第19章 上匂
みんなを眺めていると、万里くんが来た。
「何眺めてんの、輪に入ればいいじゃん」
「毎回思うんだ。たぶん、こうやってみんなが談話室に揃って過ごしてるの見ると。
これが見たかった景色かって…
私が来た時、支配人と亀吉しかいなくて」
雄三さん含め、裏方をやってくれていた人達もみんなそれぞれで固まって賑やかに話している。
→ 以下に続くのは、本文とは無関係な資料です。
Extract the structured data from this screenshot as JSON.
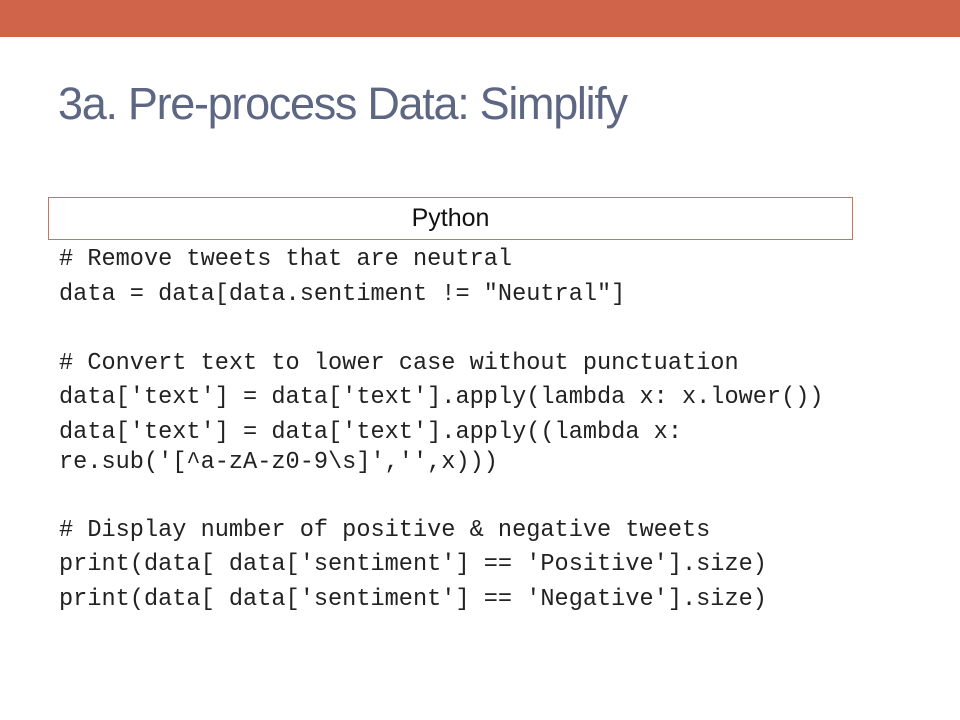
{
  "slide": {
    "title": "3a. Pre-process Data: Simplify",
    "code_label": "Python",
    "code_lines": [
      "# Remove tweets that are neutral",
      "data = data[data.sentiment != \"Neutral\"]",
      "# Convert text to lower case without punctuation",
      "data['text'] = data['text'].apply(lambda x: x.lower())",
      "data['text'] = data['text'].apply((lambda x:",
      "re.sub('[^a-zA-z0-9\\s]','',x)))",
      "# Display number of positive & negative tweets",
      "print(data[ data['sentiment'] == 'Positive'].size)",
      "print(data[ data['sentiment'] == 'Negative'].size)"
    ]
  },
  "colors": {
    "accent": "#d0644a",
    "title": "#5d6682"
  }
}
「こんなに大きい寮なのに、ってすごく寂しく感じたの覚えてる。いつか、満開の笑顔でいっぱいにしてやるって、たくさん笑い声響かせてやるって思ってた。なにより、支配人と左京さんに、見せてあげたかった」
「…ふぅん」
「だから、良かったって思ってるのに、」
ざわざわした室内に紛れて、呟く。
「なんでこの中に至さんがいないんだろうって、」
「なぁ」
「ん?」
近くにあった紙皿に、その辺のものを載せた万里くんがぐいっと差し出す。
「これ、あの人に持ってってやれよ。俺より付き合い長いんだから、わかってんだろ?もー多分腹減って、機嫌悪くなって、ゲーム失敗しての悪循環でイライラしてる頃だと思うから」
「さっきいらないって言われてる状況で、その中に飛び込むの選ばれし勇者にしかできなくない?」
「大丈夫だ、芽李さんは俺に選ばれし勇者だから。つーことで、はい。いらないって言われたら無理矢理にでも連れてこい。左京さんの名前出せば一発だろ」
「鬼、悪魔」
「よし、左京さんに言っとくな」
「いや、万里くんに言ったんですけど」
「いいから早く行け。ウジウジめんどいから」
しっしっと、手を振られ押しつけられたお皿と、仕方なくコーラを持って、来なれた扉の前に立つ。
深呼吸をして、扉をノックした。
しばらくして、ドアがゆっくりと開いた。
ひょこっと結ばれた前髪が揺れる。
私の手に持たれたものに視線を落とすと、そのまま冷めた目をして言った。
「何。…いらないって言ったはずだけど」
「でも、お腹減ってるかなって。コーラも、持ってきたんです、けど」
「必要ない」
言ったところで、至さんのお腹が鳴った。
「…はぁっ、まぁいいや。やっぱもらう。入れば?」
と、部屋の主に招かれるまま中にはいる。
思いっきり気まずい。
ぽちっと電気をつけた至さんは、何も言わないでソファに座って、ゆっくりと箸を取った。